Di fronte ai critici dell'organizzazione, Nora Kronig, capo della divisione Affari internazionali e vicedirettore dell'Ufficio federale della sanità pubblica, anche lei interpellata dal giornale ginevrino, mette le critiche in prospettiva: "L'OMS ha un budget equivalente a quello dell'ospedale universitario di Ginevra . E solo il 20% del suo budget proviene da contributi obbligatori degli Stati membri. Questa organizzazione è soprattutto un'agenzia di standard con un impegno tecnico nel settore. "
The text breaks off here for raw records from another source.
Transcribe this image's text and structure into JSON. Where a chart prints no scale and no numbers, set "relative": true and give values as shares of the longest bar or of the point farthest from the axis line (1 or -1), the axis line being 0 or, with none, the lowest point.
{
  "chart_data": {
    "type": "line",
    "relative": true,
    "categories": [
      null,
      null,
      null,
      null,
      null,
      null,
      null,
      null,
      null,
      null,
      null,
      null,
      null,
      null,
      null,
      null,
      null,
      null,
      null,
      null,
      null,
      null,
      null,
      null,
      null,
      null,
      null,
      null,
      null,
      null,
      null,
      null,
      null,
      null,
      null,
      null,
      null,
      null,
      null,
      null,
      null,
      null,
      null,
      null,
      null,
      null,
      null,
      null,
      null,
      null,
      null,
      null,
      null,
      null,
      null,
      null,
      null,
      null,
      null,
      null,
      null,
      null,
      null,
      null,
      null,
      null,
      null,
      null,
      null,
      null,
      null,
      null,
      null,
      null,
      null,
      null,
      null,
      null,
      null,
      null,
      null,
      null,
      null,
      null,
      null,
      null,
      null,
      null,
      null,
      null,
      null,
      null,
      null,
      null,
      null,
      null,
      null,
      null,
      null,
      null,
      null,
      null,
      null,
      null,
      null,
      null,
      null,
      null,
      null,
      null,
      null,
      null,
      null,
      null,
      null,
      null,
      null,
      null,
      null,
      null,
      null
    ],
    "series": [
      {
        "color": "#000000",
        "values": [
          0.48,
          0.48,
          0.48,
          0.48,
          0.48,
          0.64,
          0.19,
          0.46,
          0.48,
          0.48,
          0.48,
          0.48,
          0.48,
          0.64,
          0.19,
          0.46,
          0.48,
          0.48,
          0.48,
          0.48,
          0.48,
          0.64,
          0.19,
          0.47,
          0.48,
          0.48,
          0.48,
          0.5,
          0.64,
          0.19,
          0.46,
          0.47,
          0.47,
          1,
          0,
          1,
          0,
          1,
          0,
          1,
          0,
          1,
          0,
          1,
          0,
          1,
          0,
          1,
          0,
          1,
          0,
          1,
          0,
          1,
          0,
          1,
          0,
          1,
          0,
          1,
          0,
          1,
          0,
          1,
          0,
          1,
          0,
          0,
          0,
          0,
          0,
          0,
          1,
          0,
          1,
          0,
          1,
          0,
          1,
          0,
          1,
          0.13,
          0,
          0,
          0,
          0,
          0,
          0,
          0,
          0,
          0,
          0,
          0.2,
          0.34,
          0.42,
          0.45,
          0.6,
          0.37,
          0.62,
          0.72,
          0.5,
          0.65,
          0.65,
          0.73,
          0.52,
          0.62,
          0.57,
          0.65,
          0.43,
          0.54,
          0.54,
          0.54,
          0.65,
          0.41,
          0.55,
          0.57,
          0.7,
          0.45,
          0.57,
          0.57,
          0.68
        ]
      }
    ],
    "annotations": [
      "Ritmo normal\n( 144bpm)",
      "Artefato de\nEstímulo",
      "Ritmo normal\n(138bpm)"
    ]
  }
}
Ilona Kickbusch ricorda le accese discussioni sull'OMS nel 2014: "Alcuni volevano creare un'organizzazione parallela. Oggi, questo interrogatorio non esiste più. L'OMS potrebbe dover trovare un nuovo modo di finanziarsi, ma è qui per restare. Prova che è riuscita a imporre la sua narrazione". Antoine Flahault, da parte sua, è meno ottimista sul futuro dell'organizzazione con sede a Ginevra. Secondo lui l'OMS "non uscirà dalla crisi senza approfondire interrogativi sul suo funzionamento, governance, indipendenza e mezzi".